We actually owe the bubble system to Cummings. If he had not taken his son to his grandparents because he and his wife were having symptoms and were worried that they might collapse and leave the child alone there would not have been the system, because at that point few people - including government science advisors realised that the coronavirus may take some time to make you worse, but some people were collapsing immediately.

It is against the law to leave your child with someone who is not a registered child minder. If you did not have one near you, or they could not take any more children, the only other people legally able to care for children is grandparents. I do not know why Cummings was so hated for doing what he did. No other professional thought of it. Now we can all have a bubble.

MamaCaz Sun 15-Nov-20 17:56:26

But didn't Cummings at some point change his story say that it was actually his sister or nieces who were going to look after the son if necessary???
(That was after it was pointed out that his original excuse, that the elderly parents could look after the child while he and his wife were both ill, didn't hold water, as we had all been told that we mustn't do this!)

So that would also have been illegal then, as they are not grandparents, and presumably not registered childminders?

Skye17 Mon 16-Nov-20 10:48:12

1lizzie2 and MamaCaz, that only seems to be illegal if it is done for a reward.
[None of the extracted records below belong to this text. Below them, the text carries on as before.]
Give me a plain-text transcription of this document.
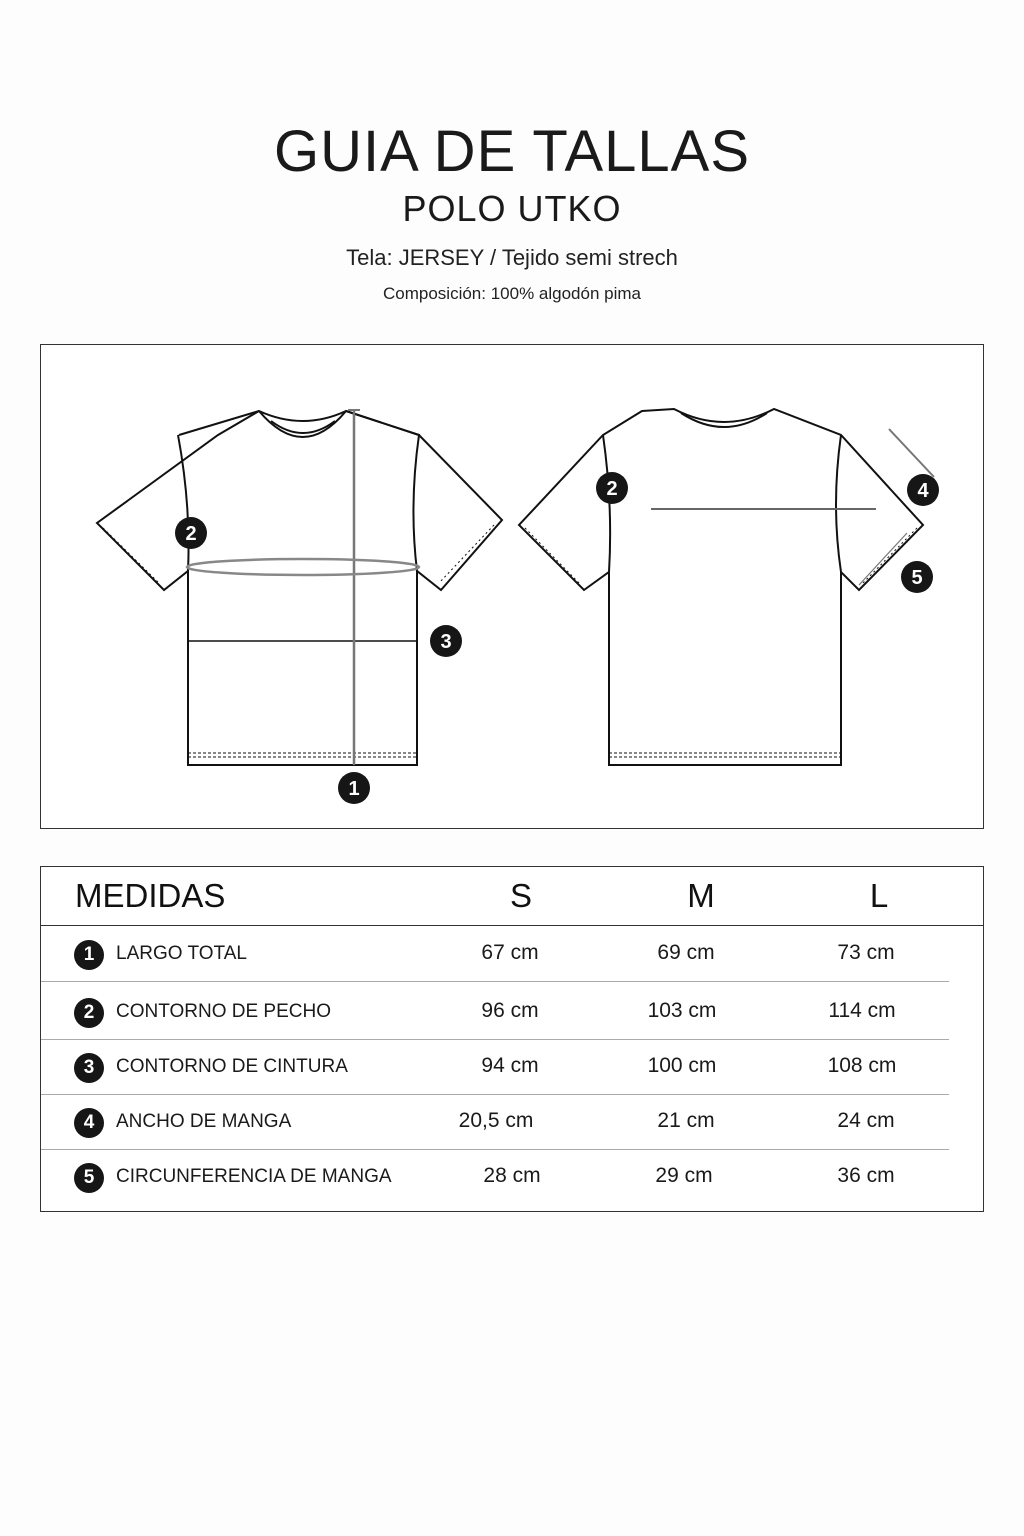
GUIA DE TALLAS
POLO UTKO
Tela: JERSEY / Tejido semi strech
Composición: 100% algodón pima
1
2
3
2	4
5
MEDIDAS	S	M	L
1	LARGO TOTAL	67 cm	69 cm	73 cm
2	CONTORNO DE PECHO	96 cm	103 cm	114 cm
3	CONTORNO DE CINTURA	94 cm	100 cm	108 cm
4	ANCHO DE MANGA	20,5 cm	21 cm	24 cm
5	CIRCUNFERENCIA DE MANGA	28 cm	29 cm	36 cm
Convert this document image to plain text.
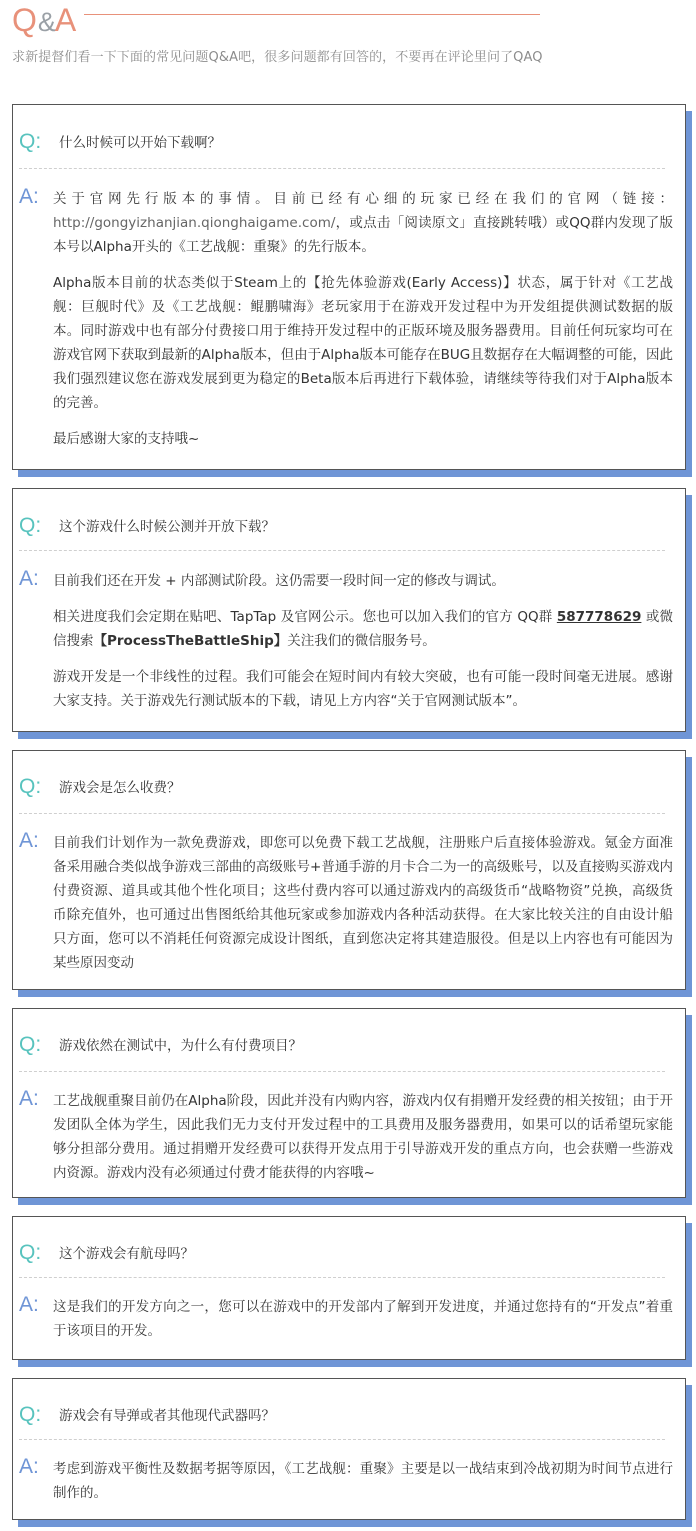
Q&A
求新提督们看一下下面的常见问题Q&A吧，很多问题都有回答的，不要再在评论里问了QAQ
Q: 什么时候可以开始下载啊？
A: 关于官网先行版本的事情。目前已经有心细的玩家已经在我们的官网（链接：http://gongyizhanjian.qionghaigame.com/，或点击「阅读原文」直接跳转哦）或QQ群内发现了版本号以Alpha开头的《工艺战舰：重聚》的先行版本。

Alpha版本目前的状态类似于Steam上的【抢先体验游戏(Early Access)】状态，属于针对《工艺战舰：巨舰时代》及《工艺战舰：鲲鹏啸海》老玩家用于在游戏开发过程中为开发组提供测试数据的版本。同时游戏中也有部分付费接口用于维持开发过程中的正版环境及服务器费用。目前任何玩家均可在游戏官网下获取到最新的Alpha版本，但由于Alpha版本可能存在BUG且数据存在大幅调整的可能，因此我们强烈建议您在游戏发展到更为稳定的Beta版本后再进行下载体验，请继续等待我们对于Alpha版本的完善。

最后感谢大家的支持哦~

Q: 这个游戏什么时候公测并开放下载？
A: 目前我们还在开发 + 内部测试阶段。这仍需要一段时间一定的修改与调试。

相关进度我们会定期在贴吧、TapTap 及官网公示。您也可以加入我们的官方 QQ群 587778629 或微信搜索【ProcessTheBattleShip】关注我们的微信服务号。

游戏开发是一个非线性的过程。我们可能会在短时间内有较大突破，也有可能一段时间毫无进展。感谢大家支持。关于游戏先行测试版本的下载，请见上方内容“关于官网测试版本”。

Q: 游戏会是怎么收费？
A: 目前我们计划作为一款免费游戏，即您可以免费下载工艺战舰，注册账户后直接体验游戏。氪金方面准备采用融合类似战争游戏三部曲的高级账号+普通手游的月卡合二为一的高级账号，以及直接购买游戏内付费资源、道具或其他个性化项目；这些付费内容可以通过游戏内的高级货币“战略物资”兑换，高级货币除充值外，也可通过出售图纸给其他玩家或参加游戏内各种活动获得。在大家比较关注的自由设计船只方面，您可以不消耗任何资源完成设计图纸，直到您决定将其建造服役。但是以上内容也有可能因为某些原因变动

Q: 游戏依然在测试中，为什么有付费项目？
A: 工艺战舰重聚目前仍在Alpha阶段，因此并没有内购内容，游戏内仅有捐赠开发经费的相关按钮；由于开发团队全体为学生，因此我们无力支付开发过程中的工具费用及服务器费用，如果可以的话希望玩家能够分担部分费用。通过捐赠开发经费可以获得开发点用于引导游戏开发的重点方向，也会获赠一些游戏内资源。游戏内没有必须通过付费才能获得的内容哦~

Q: 这个游戏会有航母吗？
A: 这是我们的开发方向之一，您可以在游戏中的开发部内了解到开发进度，并通过您持有的“开发点”着重于该项目的开发。

Q: 游戏会有导弹或者其他现代武器吗？
A: 考虑到游戏平衡性及数据考据等原因，《工艺战舰：重聚》主要是以一战结束到冷战初期为时间节点进行制作的。
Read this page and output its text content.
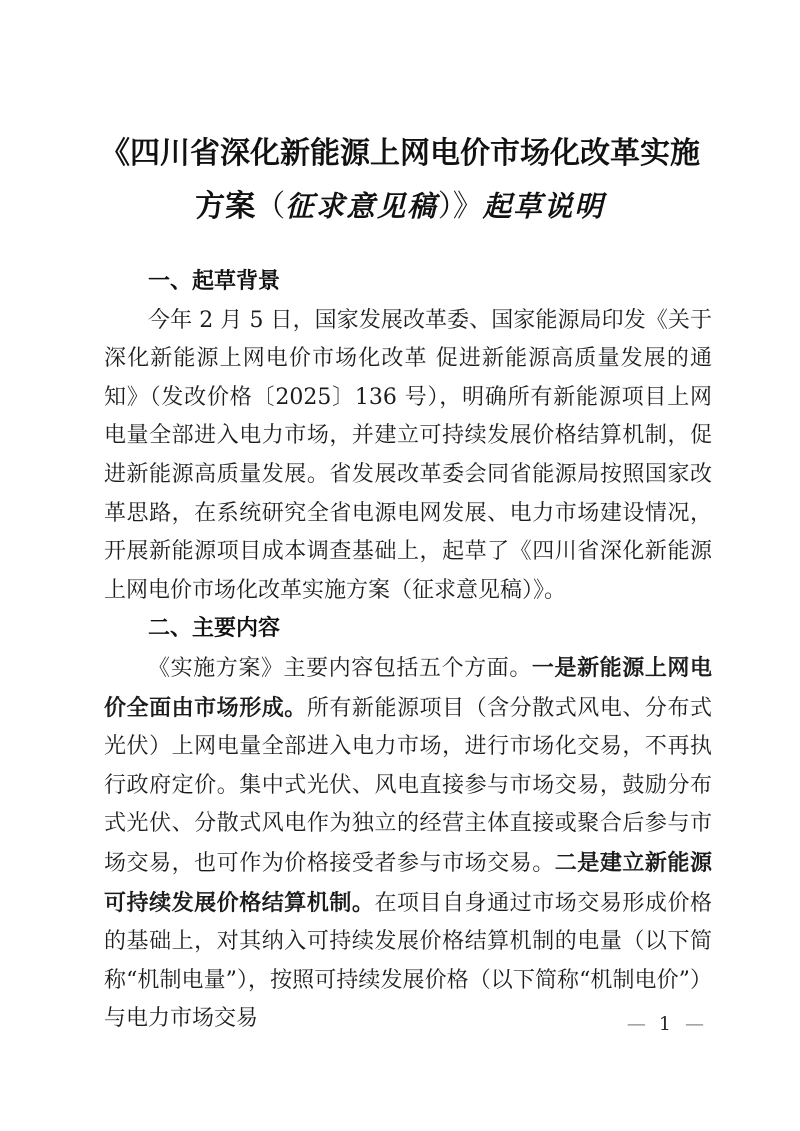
《四川省深化新能源上网电价市场化改革实施
方案（征求意见稿）》起草说明
一、起草背景

今年 2 月 5 日，国家发展改革委、国家能源局印发《关于深化新能源上网电价市场化改革 促进新能源高质量发展的通知》（发改价格〔2025〕136 号），明确所有新能源项目上网电量全部进入电力市场，并建立可持续发展价格结算机制，促进新能源高质量发展。省发展改革委会同省能源局按照国家改革思路，在系统研究全省电源电网发展、电力市场建设情况，开展新能源项目成本调查基础上，起草了《四川省深化新能源上网电价市场化改革实施方案（征求意见稿）》。

二、主要内容

《实施方案》主要内容包括五个方面。一是新能源上网电价全面由市场形成。所有新能源项目（含分散式风电、分布式光伏）上网电量全部进入电力市场，进行市场化交易，不再执行政府定价。集中式光伏、风电直接参与市场交易，鼓励分布式光伏、分散式风电作为独立的经营主体直接或聚合后参与市场交易，也可作为价格接受者参与市场交易。二是建立新能源可持续发展价格结算机制。在项目自身通过市场交易形成价格的基础上，对其纳入可持续发展价格结算机制的电量（以下简称“机制电量”），按照可持续发展价格（以下简称“机制电价”）与电力市场交易	— 1 —
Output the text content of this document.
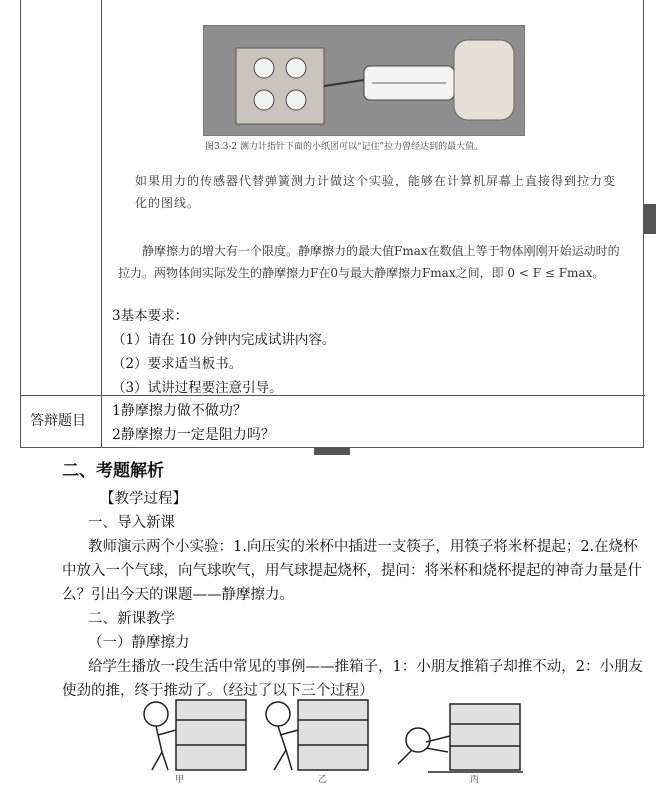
图3.3-2 测力计指针下面的小纸团可以“记住”拉力曾经达到的最大值。
如果用力的传感器代替弹簧测力计做这个实验，能够在计算机屏幕上直接得到拉力变化的图线。
静摩擦力的增大有一个限度。静摩擦力的最大值Fmax在数值上等于物体刚刚开始运动时的拉力。两物体间实际发生的静摩擦力F在0与最大静摩擦力Fmax之间，即 0 < F ≤ Fmax。
3基本要求：
（1）请在 10 分钟内完成试讲内容。
（2）要求适当板书。
（3）试讲过程要注意引导。
答辩题目
1静摩擦力做不做功？
2静摩擦力一定是阻力吗？
二、考题解析
【教学过程】
一、导入新课
教师演示两个小实验：1.向压实的米杯中插进一支筷子，用筷子将米杯提起；2.在烧杯
中放入一个气球，向气球吹气，用气球提起烧杯，提问：将米杯和烧杯提起的神奇力量是什
么？引出今天的课题——静摩擦力。
二、新课教学
（一）静摩擦力
给学生播放一段生活中常见的事例——推箱子，1：小朋友推箱子却推不动，2：小朋友
使劲的推，终于推动了。（经过了以下三个过程）
甲	乙	丙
There are exemptions too.

www.madeformums.com/toddler-and-preschool/could-your-childcare-arrangements-be-breaking-the-law/

Huitson1958 Mon 16-Nov-20 11:53:04

I really think that you should put your needs to one side here and see if there is any way you can support your son and his partner ... I’m sure you “ being messed about “ is something that’s not even crossing their minds and neither should it be if they’re having problems ... some people get pretty selfish as they get older so please don’t become one of them

Shoulddobetta Tue 09-Feb-21 15:35:47

Award for most boring husband.
As we've just spent 2 1/2 weeks self isolating together perhaps my patience has been worn thin.
My husband just popped out to start the car as he'll be back to work tomorrow.
It started no problem despite the snow.
He then went on to describe how with those sort of cars you have to wait for the glow plugs to warm up etc etc etc.......zzzzzzzzzzzz
Am I being unreasonable to have absolutely no interest? ?

Madgran77 Tue 09-Feb-21 19:13:18

shoulddobetta not sure why you have posted this on this thread which has been posted by a poster asking for advice on her support bubble situation?